Il est aussi le moins cher : une tonne
de minerais de fer traverse l’Atlantique pour le prix d’une course en taxis
entre deux gares parisiennes. On comprend mieux ainsi pourquoi et il est
ainsi plus économique d’importer le minerais qui alimente la sidérurgie
française du Brésil ou d’Australie plutôt que de le
produire en Lorraine et pourquoi les usines tournaient à plein régime
dans la zone portuaire de Dunkerque alors même qu’elles fermaient
à quelques centaines de km à l’intérieur des terres.
Le bateau est enfin le moyen de transport le plus rapide pour les très
grandes masses à transporter comme le pétrole.
L’expansion des flottes marchandes est
l’un des phénomènes marquants de l’économie contemporaine.
Le tonnage global ne dépassait pas 100 millions de tonnes en 1955,
il est aujourd’hui à 500 millions de tonnes. La recherche effrénée
du trajet le plus économique concentre le trafic des navires sur
quelques routes, Atlantique Nord, contournement de l’Afrique, et surtout
dans les passages obligés que constituent les détroits (comme
celui du Pas de Calais, 600 navires par jours). Ces routes relient des
ports, souvent associés en façades maritimes, coïncidant
elles-mêmes avec les principales îles de l’archipel du capitalisme
mondial : façade de la mer du Nord, façade japonaise etc.
Cette expansion est liée à deux phénomènes
qui s’alimentent l’un l’autre. D’abord la taille des navires s’est accrue
et sont nés des types nouveaux de bateaux qui accroissent largement
la productivité et la rentabilité du transport maritime.
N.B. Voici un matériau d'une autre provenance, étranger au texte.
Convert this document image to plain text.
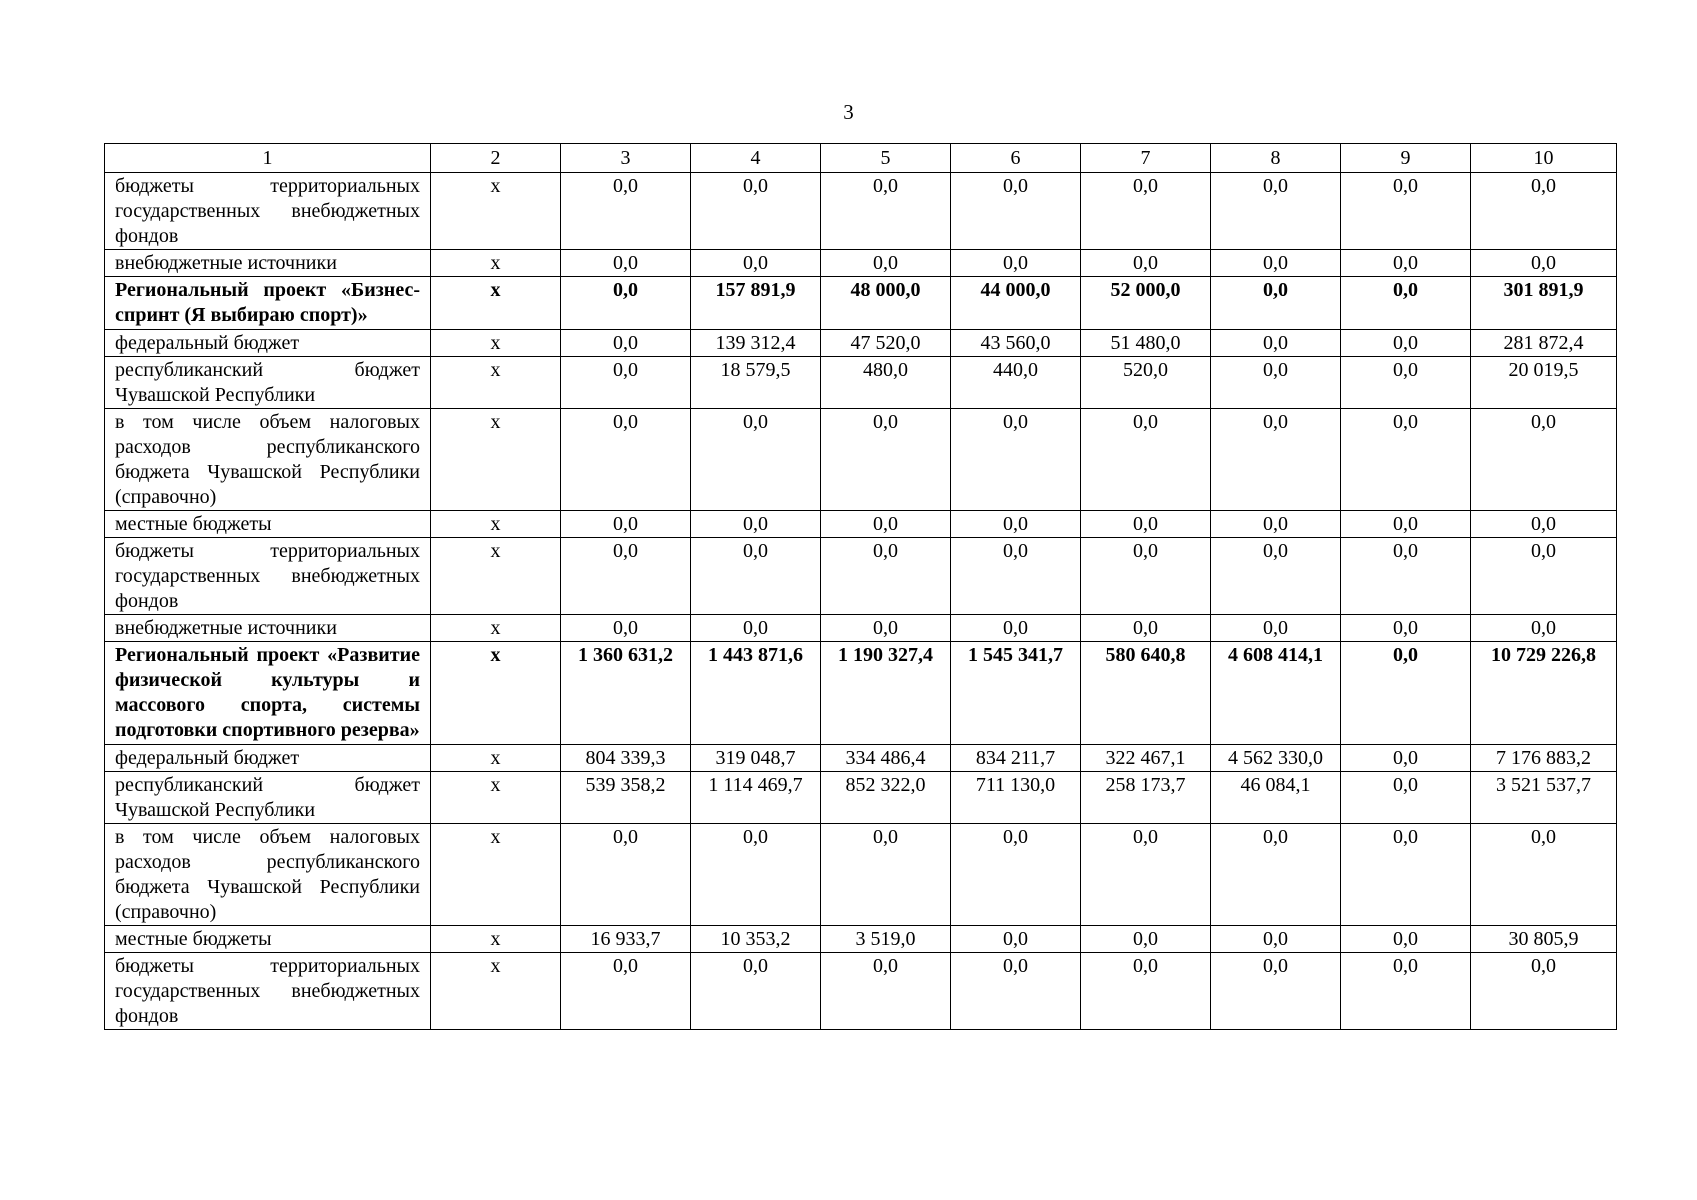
3
1	2	3	4	5	6	7	8	9	10
бюджеты территориальных государственных внебюджетных фондов	x	0,0	0,0	0,0	0,0	0,0	0,0	0,0	0,0
внебюджетные источники	x	0,0	0,0	0,0	0,0	0,0	0,0	0,0	0,0
Региональный проект «Бизнес-спринт (Я выбираю спорт)»	x	0,0	157 891,9	48 000,0	44 000,0	52 000,0	0,0	0,0	301 891,9
федеральный бюджет	x	0,0	139 312,4	47 520,0	43 560,0	51 480,0	0,0	0,0	281 872,4
республиканский бюджет Чувашской Республики	x	0,0	18 579,5	480,0	440,0	520,0	0,0	0,0	20 019,5
в том числе объем налоговых расходов республиканского бюджета Чувашской Республики (справочно)	x	0,0	0,0	0,0	0,0	0,0	0,0	0,0	0,0
местные бюджеты	x	0,0	0,0	0,0	0,0	0,0	0,0	0,0	0,0
бюджеты территориальных государственных внебюджетных фондов	x	0,0	0,0	0,0	0,0	0,0	0,0	0,0	0,0
внебюджетные источники	x	0,0	0,0	0,0	0,0	0,0	0,0	0,0	0,0
Региональный проект «Развитие физической культуры и массового спорта, системы подготовки спортивного резерва»	x	1 360 631,2	1 443 871,6	1 190 327,4	1 545 341,7	580 640,8	4 608 414,1	0,0	10 729 226,8
федеральный бюджет	x	804 339,3	319 048,7	334 486,4	834 211,7	322 467,1	4 562 330,0	0,0	7 176 883,2
республиканский бюджет Чувашской Республики	x	539 358,2	1 114 469,7	852 322,0	711 130,0	258 173,7	46 084,1	0,0	3 521 537,7
в том числе объем налоговых расходов республиканского бюджета Чувашской Республики (справочно)	x	0,0	0,0	0,0	0,0	0,0	0,0	0,0	0,0
местные бюджеты	x	16 933,7	10 353,2	3 519,0	0,0	0,0	0,0	0,0	30 805,9
бюджеты территориальных государственных внебюджетных фондов	x	0,0	0,0	0,0	0,0	0,0	0,0	0,0	0,0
Ce sont en général des navires spécialisés
qui remplacent les cargos généralistes des années
1950 : pour le vrac (pétroliers, minéraliers, etc.) et pour
les divers (porte-conteneurs). Surtout, l’augmentation du transport maritime
est lié à la croissance des flottes dans les pays en développement
que la mondialisation, la baisse vertigineuse des droits de douanes et
la déréglementation généralisée ont
eu vite fait de transformer en pavillons de complaisance.
A partir de là, tous les discours
plus ou moins indignés, mais surtout liés à l’événement,
qui nous promettent une baisse (voir dans le cas de l’hypocrite Jean Claude
Gayssot une suppression) de l’utilisation des pavillons de complaisance,
sont à prendre pour ce qu’ils sont : des propos malhonnêtes.
Aucun homme ni aucune femme politique n’a l’intention de s’attaquer à
une des clés de voûte du système capitaliste, pas plus
les ministres communistes que les autres. C’est plutôt le Parti communiste
qui se transforme en pavillon de complaisance de la politique française.
Le naufrage de l’Erika n’est pas dû à une mer forte qui, faisant
couler un navire, aurait provoqué un désastre écologique
ponctuel. C’est la déréglementation du capitalisme mondial
qui a fait couler l’Erika et le désastre social dont ce naufrage
est révélateur se poursuit tous les jours dans le monde entier.